Le public pris à parti
Mon autre coup de cœur de ce mini-festival aura été Mood Shifters, une pièce du chorégraphe italien Andrea Costanzo Martini, ancien danseur de la Batsheva Dance Company de Ohad Naharin dont il enseigne la technique gaga. C’est une pièce stimulante dans son propos, complètement déjantée dans sa forme, et interprétée avec brio par des artistes habités par leur performance.
Deux femmes et un homme en tenue néobaroque, cernés par le public qui entoure la scène, tentent de gagner sa reconnaissance par tous les moyens – jusqu’à faire la manche, ramper au pied du directeur artistique, expérimenter les postures les plus folles et les jeux de mimétisme les plus improbables, dans une chorégraphie très théâtrale réglée au millimètre. Au fil de la pièce, on passe par toutes sortes d’humeurs et émotions, de l’hilarité à la gêne, de l’admiration à l’exaspération. Il s’installe dans l’espace un rapport de force qui fait pencher la balance tantôt du côté des artistes, tantôt du côté du public, acteur malgré lui de l’histoire qui se joue.

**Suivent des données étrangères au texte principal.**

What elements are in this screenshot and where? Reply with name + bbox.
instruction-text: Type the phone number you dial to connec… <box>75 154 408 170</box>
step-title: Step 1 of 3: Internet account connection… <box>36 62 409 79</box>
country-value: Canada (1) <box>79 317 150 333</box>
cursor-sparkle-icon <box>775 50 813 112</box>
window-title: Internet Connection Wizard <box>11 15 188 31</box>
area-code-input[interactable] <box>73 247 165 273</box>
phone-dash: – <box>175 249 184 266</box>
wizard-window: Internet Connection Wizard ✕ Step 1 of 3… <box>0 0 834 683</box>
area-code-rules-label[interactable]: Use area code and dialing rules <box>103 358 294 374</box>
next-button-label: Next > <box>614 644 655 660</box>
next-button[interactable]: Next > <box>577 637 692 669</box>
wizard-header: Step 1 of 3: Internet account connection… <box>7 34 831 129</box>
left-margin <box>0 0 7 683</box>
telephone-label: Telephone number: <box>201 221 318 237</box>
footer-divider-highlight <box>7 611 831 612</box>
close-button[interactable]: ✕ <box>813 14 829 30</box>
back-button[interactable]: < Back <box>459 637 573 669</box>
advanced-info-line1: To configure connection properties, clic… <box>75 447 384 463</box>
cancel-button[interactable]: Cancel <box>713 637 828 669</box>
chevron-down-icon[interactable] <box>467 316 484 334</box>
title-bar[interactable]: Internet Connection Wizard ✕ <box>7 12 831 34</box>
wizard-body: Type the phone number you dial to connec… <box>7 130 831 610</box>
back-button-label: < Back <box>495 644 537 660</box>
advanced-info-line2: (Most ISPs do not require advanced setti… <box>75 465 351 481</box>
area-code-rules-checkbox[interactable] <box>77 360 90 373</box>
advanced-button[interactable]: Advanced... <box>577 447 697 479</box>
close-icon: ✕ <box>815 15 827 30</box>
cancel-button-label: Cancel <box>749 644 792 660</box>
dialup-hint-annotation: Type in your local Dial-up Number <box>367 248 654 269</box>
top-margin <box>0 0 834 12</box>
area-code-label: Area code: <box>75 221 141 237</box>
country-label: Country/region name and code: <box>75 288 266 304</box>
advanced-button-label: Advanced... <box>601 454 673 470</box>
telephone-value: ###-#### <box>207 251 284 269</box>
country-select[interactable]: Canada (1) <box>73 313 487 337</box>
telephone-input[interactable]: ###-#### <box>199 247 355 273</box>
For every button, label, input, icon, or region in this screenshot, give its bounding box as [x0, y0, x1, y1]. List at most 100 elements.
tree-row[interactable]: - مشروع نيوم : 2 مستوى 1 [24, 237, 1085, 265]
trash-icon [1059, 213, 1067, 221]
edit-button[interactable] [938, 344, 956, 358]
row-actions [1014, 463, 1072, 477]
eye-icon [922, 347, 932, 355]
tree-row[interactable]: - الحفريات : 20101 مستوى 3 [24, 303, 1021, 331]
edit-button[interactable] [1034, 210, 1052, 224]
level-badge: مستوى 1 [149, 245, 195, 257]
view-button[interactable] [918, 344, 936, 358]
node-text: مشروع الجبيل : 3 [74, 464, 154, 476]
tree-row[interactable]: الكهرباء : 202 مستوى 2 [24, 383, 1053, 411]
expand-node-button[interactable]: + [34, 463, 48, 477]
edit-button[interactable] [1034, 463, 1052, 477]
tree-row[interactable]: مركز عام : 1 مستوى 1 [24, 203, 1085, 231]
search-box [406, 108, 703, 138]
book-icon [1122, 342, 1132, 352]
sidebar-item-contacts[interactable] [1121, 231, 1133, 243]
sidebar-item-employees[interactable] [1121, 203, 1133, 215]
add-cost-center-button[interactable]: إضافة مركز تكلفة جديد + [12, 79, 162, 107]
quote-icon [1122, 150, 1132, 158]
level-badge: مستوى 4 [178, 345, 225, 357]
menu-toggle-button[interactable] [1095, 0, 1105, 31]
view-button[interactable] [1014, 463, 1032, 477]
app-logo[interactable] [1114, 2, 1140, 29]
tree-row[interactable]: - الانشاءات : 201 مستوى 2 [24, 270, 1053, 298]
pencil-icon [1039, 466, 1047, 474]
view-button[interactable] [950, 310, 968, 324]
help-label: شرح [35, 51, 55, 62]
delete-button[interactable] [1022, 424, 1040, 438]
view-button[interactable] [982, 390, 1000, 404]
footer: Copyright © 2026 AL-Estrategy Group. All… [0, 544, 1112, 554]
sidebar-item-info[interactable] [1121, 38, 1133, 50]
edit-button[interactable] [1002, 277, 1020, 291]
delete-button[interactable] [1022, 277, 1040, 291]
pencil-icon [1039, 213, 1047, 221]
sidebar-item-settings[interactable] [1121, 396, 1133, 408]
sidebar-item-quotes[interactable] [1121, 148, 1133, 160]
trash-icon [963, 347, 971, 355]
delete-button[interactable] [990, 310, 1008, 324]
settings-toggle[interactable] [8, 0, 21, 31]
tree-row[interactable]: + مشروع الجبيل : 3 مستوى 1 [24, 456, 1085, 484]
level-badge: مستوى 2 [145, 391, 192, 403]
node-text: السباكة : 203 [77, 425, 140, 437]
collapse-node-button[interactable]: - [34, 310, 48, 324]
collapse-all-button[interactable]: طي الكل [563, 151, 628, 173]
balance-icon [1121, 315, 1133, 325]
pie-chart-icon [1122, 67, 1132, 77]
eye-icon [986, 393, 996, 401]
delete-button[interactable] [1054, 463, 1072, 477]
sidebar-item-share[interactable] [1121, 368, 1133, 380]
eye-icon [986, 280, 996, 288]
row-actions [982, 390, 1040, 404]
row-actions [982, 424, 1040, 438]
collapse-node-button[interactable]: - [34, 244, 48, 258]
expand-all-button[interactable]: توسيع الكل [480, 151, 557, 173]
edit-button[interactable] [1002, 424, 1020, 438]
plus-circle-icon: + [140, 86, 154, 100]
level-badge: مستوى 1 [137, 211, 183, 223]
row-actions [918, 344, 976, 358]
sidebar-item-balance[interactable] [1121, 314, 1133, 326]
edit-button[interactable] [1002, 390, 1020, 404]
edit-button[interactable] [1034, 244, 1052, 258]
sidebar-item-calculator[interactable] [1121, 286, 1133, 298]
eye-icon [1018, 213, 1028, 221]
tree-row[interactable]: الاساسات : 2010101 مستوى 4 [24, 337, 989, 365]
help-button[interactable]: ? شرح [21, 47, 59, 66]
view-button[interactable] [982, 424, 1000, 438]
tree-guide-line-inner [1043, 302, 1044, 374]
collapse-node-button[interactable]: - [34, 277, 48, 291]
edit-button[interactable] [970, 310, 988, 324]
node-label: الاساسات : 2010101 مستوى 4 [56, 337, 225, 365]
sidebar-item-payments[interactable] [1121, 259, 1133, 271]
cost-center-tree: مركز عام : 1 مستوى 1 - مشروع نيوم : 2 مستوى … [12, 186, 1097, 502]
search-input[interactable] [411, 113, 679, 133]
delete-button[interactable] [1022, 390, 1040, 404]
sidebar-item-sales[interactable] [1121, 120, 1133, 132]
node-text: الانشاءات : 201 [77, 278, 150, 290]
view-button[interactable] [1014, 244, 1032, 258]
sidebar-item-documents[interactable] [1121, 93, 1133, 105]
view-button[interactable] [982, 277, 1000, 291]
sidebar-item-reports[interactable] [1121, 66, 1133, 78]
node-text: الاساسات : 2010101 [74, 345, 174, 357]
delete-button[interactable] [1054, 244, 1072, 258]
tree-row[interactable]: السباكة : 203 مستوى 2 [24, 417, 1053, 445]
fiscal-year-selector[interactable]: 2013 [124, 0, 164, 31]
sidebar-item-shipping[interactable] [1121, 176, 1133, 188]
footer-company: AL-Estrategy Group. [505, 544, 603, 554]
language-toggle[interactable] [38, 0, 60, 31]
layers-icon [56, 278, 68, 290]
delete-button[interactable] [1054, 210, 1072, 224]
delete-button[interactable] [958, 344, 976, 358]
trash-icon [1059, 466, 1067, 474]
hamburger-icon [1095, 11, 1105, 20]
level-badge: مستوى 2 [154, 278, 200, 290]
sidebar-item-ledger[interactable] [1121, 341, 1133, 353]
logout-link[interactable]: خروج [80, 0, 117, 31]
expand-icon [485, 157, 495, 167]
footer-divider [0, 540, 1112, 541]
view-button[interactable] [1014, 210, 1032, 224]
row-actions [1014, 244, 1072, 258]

J’ai bien aimé aussi C’est toi qu’on adore, un duo de la jeune étoile montante de la scène française, Leïla Ka (sœur de la chanteuse Zaho de Sagazan dont elle signe les chorégraphies). Les danseuses vêtues d’un tee-shirt et pantalon de toile blancs répètent avec d’infimes variations une chorégraphie portée par une boucle de musique baroque. Les deux jeunes femmes semblent lutter à l’unisson contre un ennemi invisible qui les fait tourbillonner, tomber et rouler. Sans cesse, courageusement, elles se relèvent et se relancent dans la même bataille. C’est minimaliste et pop à la fois, très énergique, dur et profondément humain. Dans ce genre de parti pris, il me semble toutefois que Weaver, la dernière création d’Anne-Mareike Hess, allait plus loin.